Prêt-à-LLOD Projects

Our projects source code are all available at GitHub and docker images are available at Docker Hub

TermitUp Github and Dockerhub

TermitUp is a tool for terminology enrichment: given a domain specific corpus, TermitUp performs statistical terminology extraction (with TBXTools) and cleans the resulting term list with a series of liguistic processes. Then, it queries several language resources (some part of the Linguistic Linked Open Data cloud) for candidate terms matching those in the term list. TermitUp builds sense indicators for both the source and the candidate terms, and performs a Word Sense Disambiguation process (with Semantic Web Company's service), matching those concepts with the closest domain. From the concepts matched in the external resources, TermitUp retrieves every piece of information available (translations, synonyms, definitions and terminological relations), already disambiguated, and enriches the source term lists, creating links amongst the resources in the LLOD. Afterwards, TermitUp offers the possibility of creating hierarchical relations amongst the terms in the source list and also of validating the synonymy relations retrieved from the external resources. Finally, the results are published in separate json-ld files, modeled in SKOS-XL, that permits keeping the provenance of specific pieces of the data retrieved.

Teanga Github and Dockerhub and Documentation

Teanga is a command-line tool that automates and facilitates using sequences of containerized rest api as a workflow. It aims at creation of complex Natural Language Processing workflows using Airflow, OpenAPI specification and docker.

Term-à-LLOD Github

A system for transforming and publishing terminologies as linked data which relies on a virtualization approach (i.e. docker). The system simplifies the transformation and hosting of terminological resources. As a proof-of-concept we publish and link the well-known IATE terminology as well as to various smaller terminologies. The program is written in java.

Policy Driven Data Manager (PDDM) Github and Deployed here

PDDM offers everything necessary for a policy-driven data management: data models (vocabularies to support RDF licensing data), data (licenses as RDF!), and services (HTTP REST API for compliance checking).

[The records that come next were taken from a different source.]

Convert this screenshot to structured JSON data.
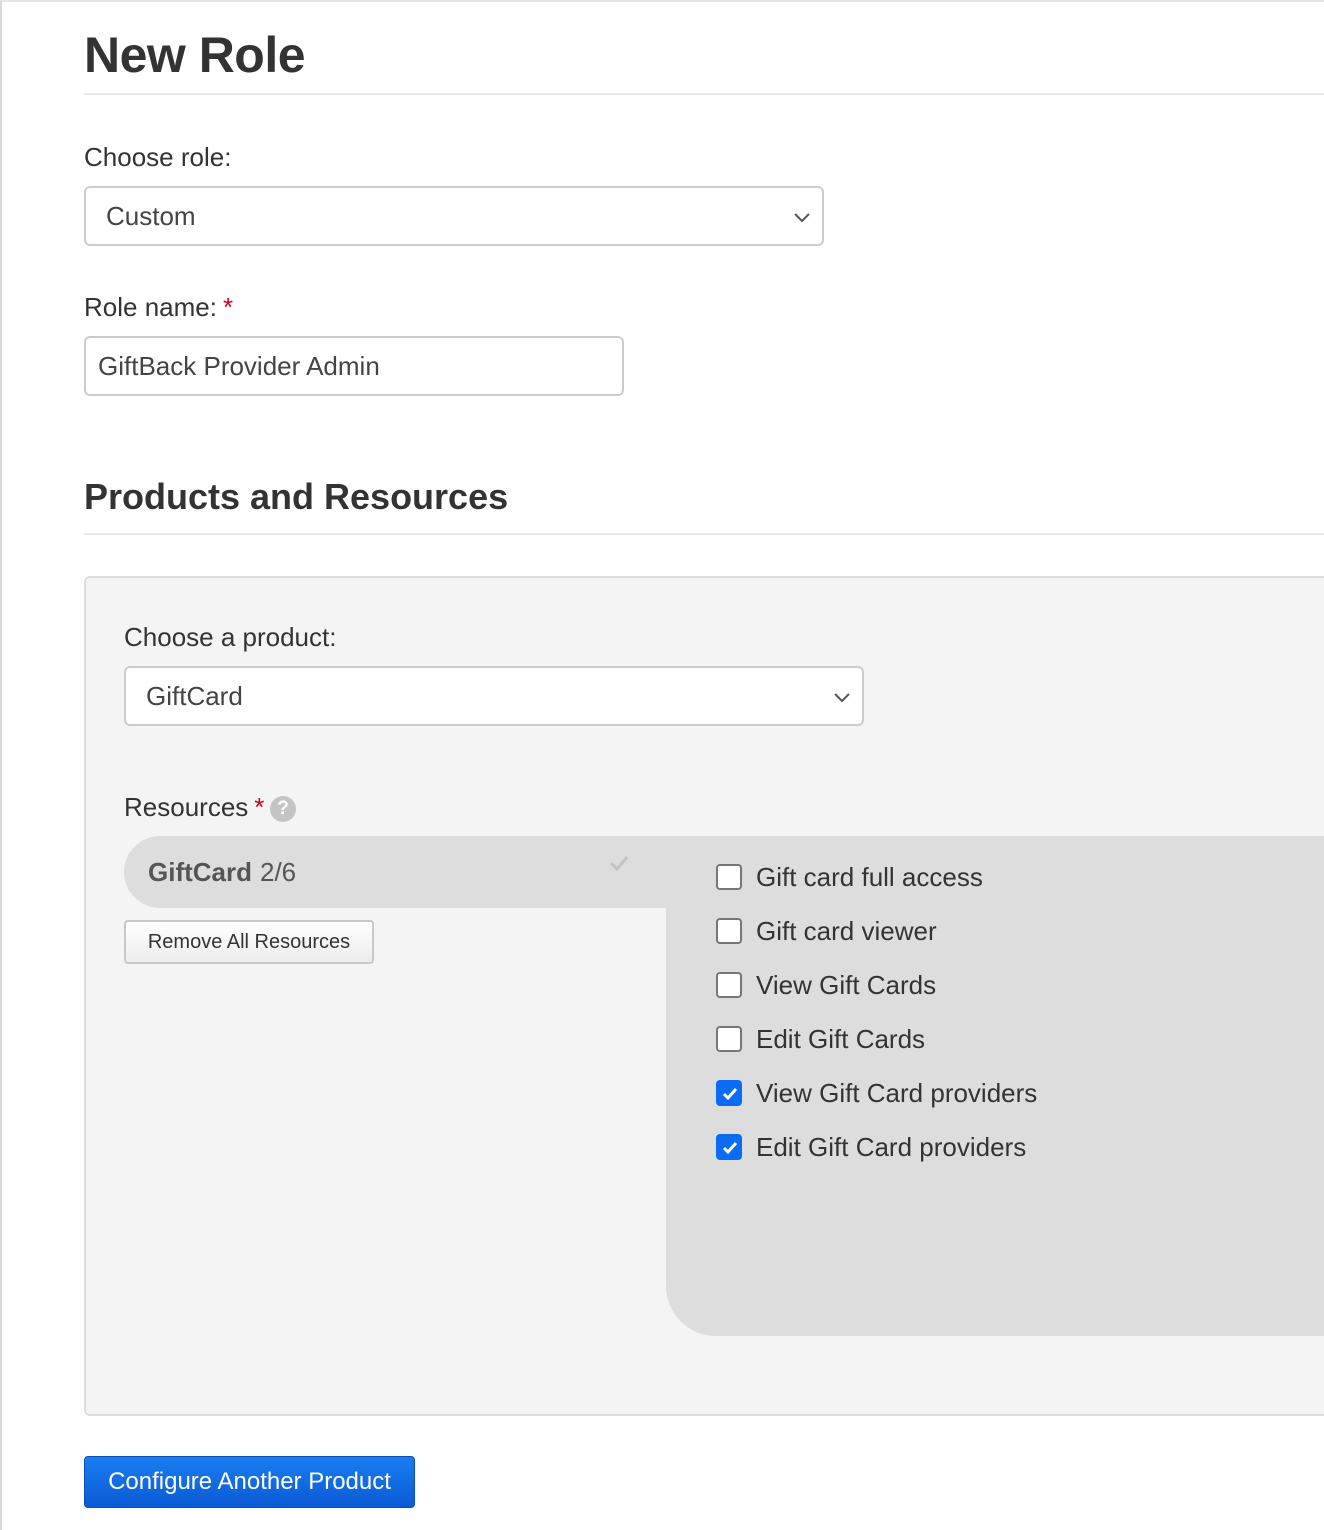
{
  "page": {
    "title": "New Role"
  },
  "role_select": {
    "label": "Choose role:",
    "value": "Custom"
  },
  "role_name": {
    "label": "Role name:",
    "required_mark": "*",
    "value": "GiftBack Provider Admin"
  },
  "products_section": {
    "title": "Products and Resources"
  },
  "product_select": {
    "label": "Choose a product:",
    "value": "GiftCard"
  },
  "resources": {
    "label": "Resources",
    "required_mark": "*",
    "help_icon": "?",
    "tab": {
      "name": "GiftCard",
      "count": "2/6"
    },
    "remove_all_label": "Remove All Resources",
    "items": [
      {
        "label": "Gift card full access",
        "checked": false
      },
      {
        "label": "Gift card viewer",
        "checked": false
      },
      {
        "label": "View Gift Cards",
        "checked": false
      },
      {
        "label": "Edit Gift Cards",
        "checked": false
      },
      {
        "label": "View Gift Card providers",
        "checked": true
      },
      {
        "label": "Edit Gift Card providers",
        "checked": true
      }
    ]
  },
  "configure_another_label": "Configure Another Product",
  "colors": {
    "accent": "#0a6cf5",
    "required": "#d0021b"
  }
}
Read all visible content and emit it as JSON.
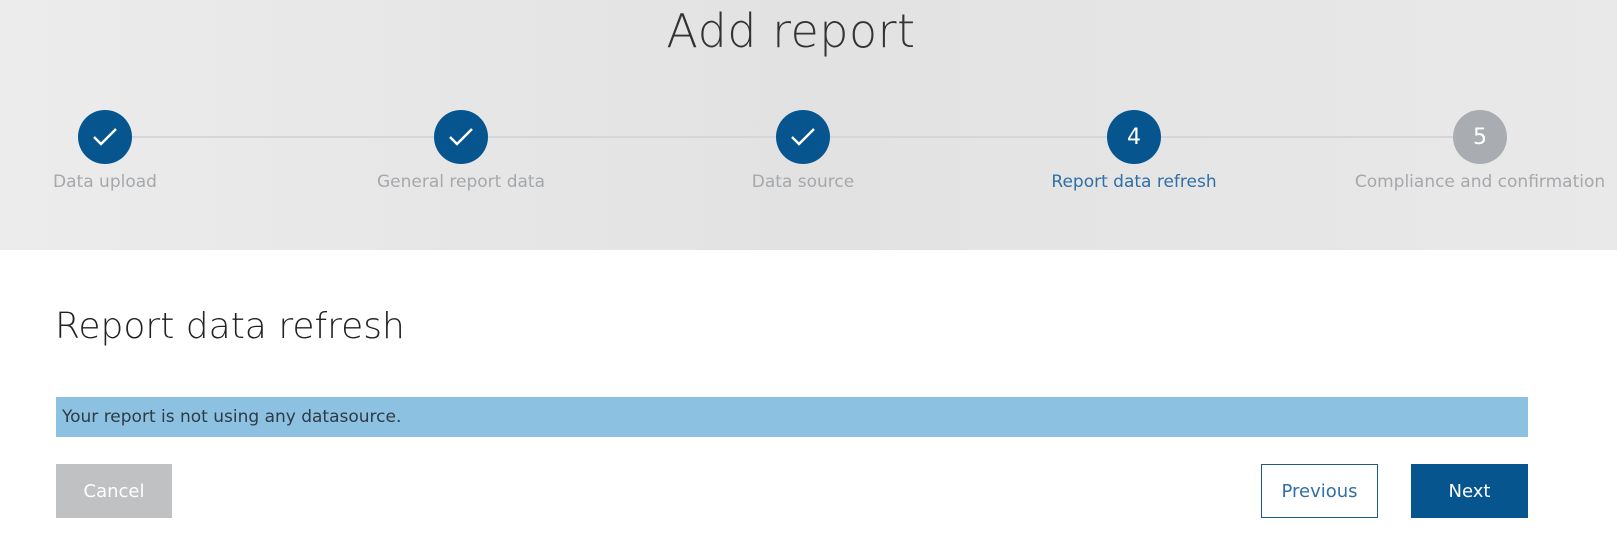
{
  "header": {
    "title": "Add report"
  },
  "stepper": {
    "steps": [
      {
        "number": "1",
        "label": "Data upload",
        "status": "completed",
        "icon": "check-icon"
      },
      {
        "number": "2",
        "label": "General report data",
        "status": "completed",
        "icon": "check-icon"
      },
      {
        "number": "3",
        "label": "Data source",
        "status": "completed",
        "icon": "check-icon"
      },
      {
        "number": "4",
        "label": "Report data refresh",
        "status": "active"
      },
      {
        "number": "5",
        "label": "Compliance and confirmation",
        "status": "pending"
      }
    ]
  },
  "section": {
    "title": "Report data refresh",
    "info_message": "Your report is not using any datasource."
  },
  "actions": {
    "cancel_label": "Cancel",
    "previous_label": "Previous",
    "next_label": "Next"
  },
  "colors": {
    "primary": "#06558f",
    "active_text": "#2f6fa5",
    "pending_circle": "#a9adb1",
    "info_banner": "#8cc1e1",
    "cancel_button": "#c0c1c3"
  }
}
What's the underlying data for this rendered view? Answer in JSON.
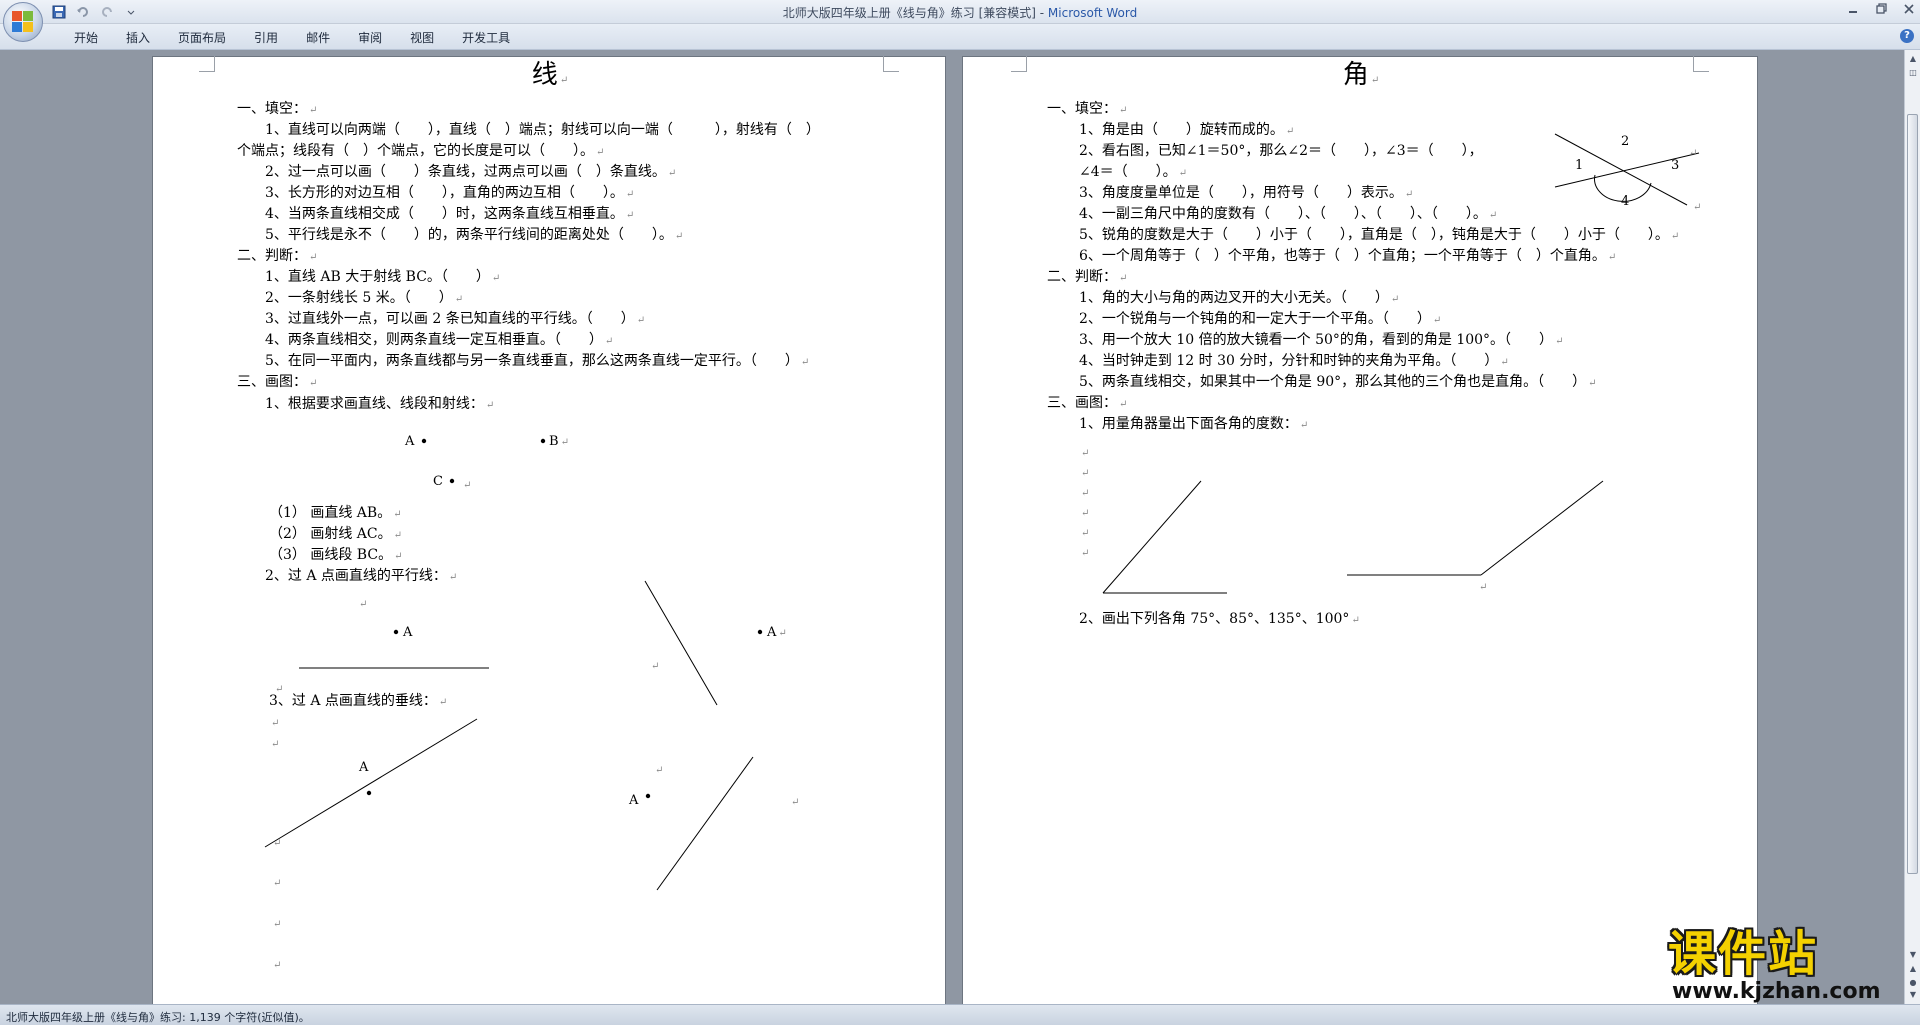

CIDER-EM Github and Dockerhub

Context and Inference baseD ontology alignER. CIDER-EM is a word-embedding-based system for monolingual and cross-lingual ontology alignment. Evolves the CIDER-CL tool by including the use of word embeddings.

Linghub Deployed here

Linghub is the new version of Linghub.org a centralised repository of metadata about linguistic resources that helps you to find langauge resources for your applications

Ontology Lexicalization Github and Dockerhub

The system extracts property lexicalization patterns from a set of annotated (i.e. DBpedia/Wikidata annotated) Corpora and to To extract RDF graph patterns corresponding to an ngram and develops a Lemon Lexicon. The program is developed using perl and java.

Fintan Github and Dockerhub

Flexible INtegrated Transformation and Annotation eNgineering platform

Otic Github and Dockerhub

This service executes the "One Time Inverse Consultation" algorithm to obtain translation pairs between two languages in order to get indirect translations.

This method has been used as baseline in the TIAD task (Translation inference across dictionaries) in 2019, showing good results in comparison with the participants.

The One Time Inverse Consultation (OTIC) method was proposed by Tanaka and Umemura [1] in 1994, and adapted by Lin et. al [2] for the creation of multilingual lexicons. In short, the idea of the OTIC method is to explore, for a given word, the possible candidate translations that can be obtained through intermediate translations in the pivot language. Then, a score is assigned to each candidate translation based on the degree of overlap between the pivot translations shared by both the source and target words.

Cycles Github and Dockerhub

This project computes the cycle-based method to obtain translation pairs between two languages in order to get indirect translations.

This method has participate in the TIAD task (Translation inference across dictionaries) in 2020 in combination with the OTIC method, showing good results in comparison with other participants [1].

This technique was proposed by [2] in 2006. The idea was exploting the properties of the Apertium RDF Graph, by using cycles to identify potential targets that may be a translation of a given word.